Siekierka-Harreis M, Rump L C
Klinik für Nephrologie, Heinrich-Heine Universität Düsseldorf, Moorenstraße 5, 40225, Düsseldorf, Deutschland.
Internist (Berl). 2011 Oct;52(10):1167-77. doi: 10.1007/s00108-011-2824-5.
The prevalence of chronic kidney disease in women of childbearing age reaches approximately 0.2%. Under physiological conditions pregnancy results in important hemodynamic changes on the maternal organism. In the case of chronic kidney disease these adaptations often are only partial. Physiological changes of immune response during pregnancy may contribute to the progress of renal disease. Regardless of the underlying kidney disease, one can assume that the better the glomerular filtration rate and blood pressure are the more favorable the course of pregnancy will be with the chance for a healthy child and stable renal function.
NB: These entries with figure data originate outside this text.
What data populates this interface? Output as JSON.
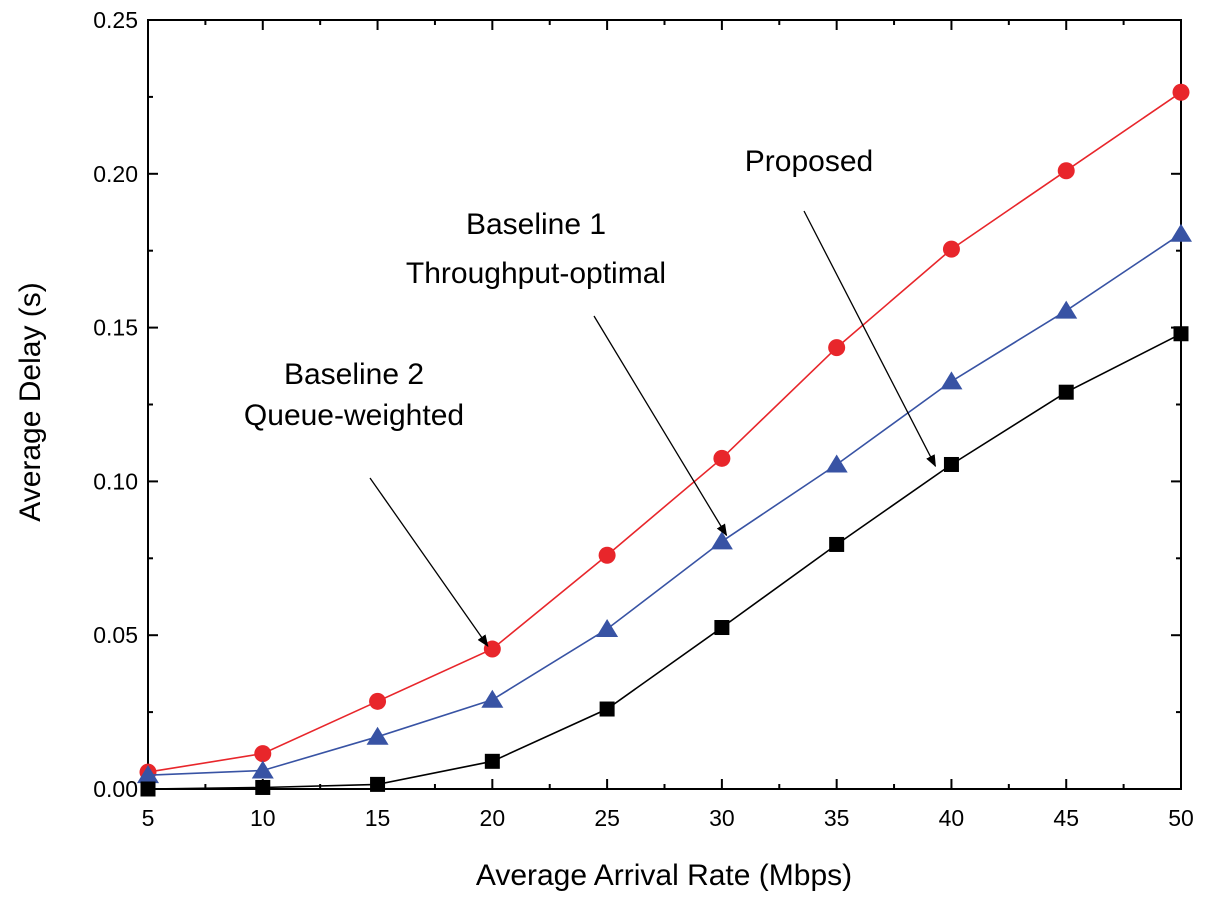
{
  "chart_data": {
    "type": "line",
    "title": "",
    "xlabel": "Average Arrival Rate (Mbps)",
    "ylabel": "Average Delay (s)",
    "xlim": [
      5,
      50
    ],
    "ylim": [
      0,
      0.25
    ],
    "xticks": [
      "5",
      "10",
      "15",
      "20",
      "25",
      "30",
      "35",
      "40",
      "45",
      "50"
    ],
    "yticks": [
      "0.00",
      "0.05",
      "0.10",
      "0.15",
      "0.20",
      "0.25"
    ],
    "grid": false,
    "x": [
      5,
      10,
      15,
      20,
      25,
      30,
      35,
      40,
      45,
      50
    ],
    "series": [
      {
        "key": "baseline2",
        "marker": "circle",
        "color": "#e8262b",
        "values": [
          0.0055,
          0.0115,
          0.0285,
          0.0455,
          0.076,
          0.1075,
          0.1435,
          0.1755,
          0.201,
          0.2265
        ]
      },
      {
        "key": "baseline1",
        "marker": "triangle",
        "color": "#3853a4",
        "values": [
          0.0045,
          0.006,
          0.017,
          0.029,
          0.052,
          0.0805,
          0.1055,
          0.1325,
          0.1555,
          0.1805
        ]
      },
      {
        "key": "proposed",
        "marker": "square",
        "color": "#000000",
        "values": [
          0.0,
          0.0005,
          0.0015,
          0.009,
          0.026,
          0.0525,
          0.0795,
          0.1055,
          0.129,
          0.148
        ]
      }
    ],
    "annotations": [
      {
        "lines": [
          "Baseline 2",
          "Queue-weighted"
        ],
        "target": {
          "x": 19.8,
          "y": 0.0465
        }
      },
      {
        "lines": [
          "Baseline 1",
          "Throughput-optimal"
        ],
        "target": {
          "x": 30.2,
          "y": 0.0825
        }
      },
      {
        "lines": [
          "Proposed"
        ],
        "target": {
          "x": 39.3,
          "y": 0.105
        }
      }
    ]
  }
}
To achieve this goal, a close interaction is required between gynecologist, nephrologist, and other specialists in a center with appropriate experience.
育龄期女性慢性肾脏病的患病率约为0.2%。在生理条件下,妊娠会导致母体机体发生重要的血流动力学变化。对于慢性肾脏病患者,这些适应性变化往往只是部分性的。妊娠期间免疫反应的生理变化可能会促使肾脏疾病进展。无论潜在的肾脏疾病如何,都可以认为肾小球滤过率和血压越好,妊娠过程就越有利,生出健康婴儿且肾功能稳定的机会就越大。为实现这一目标,妇科医生、肾病科医生和其他有适当经验的专科医生在一个中心需要密切协作。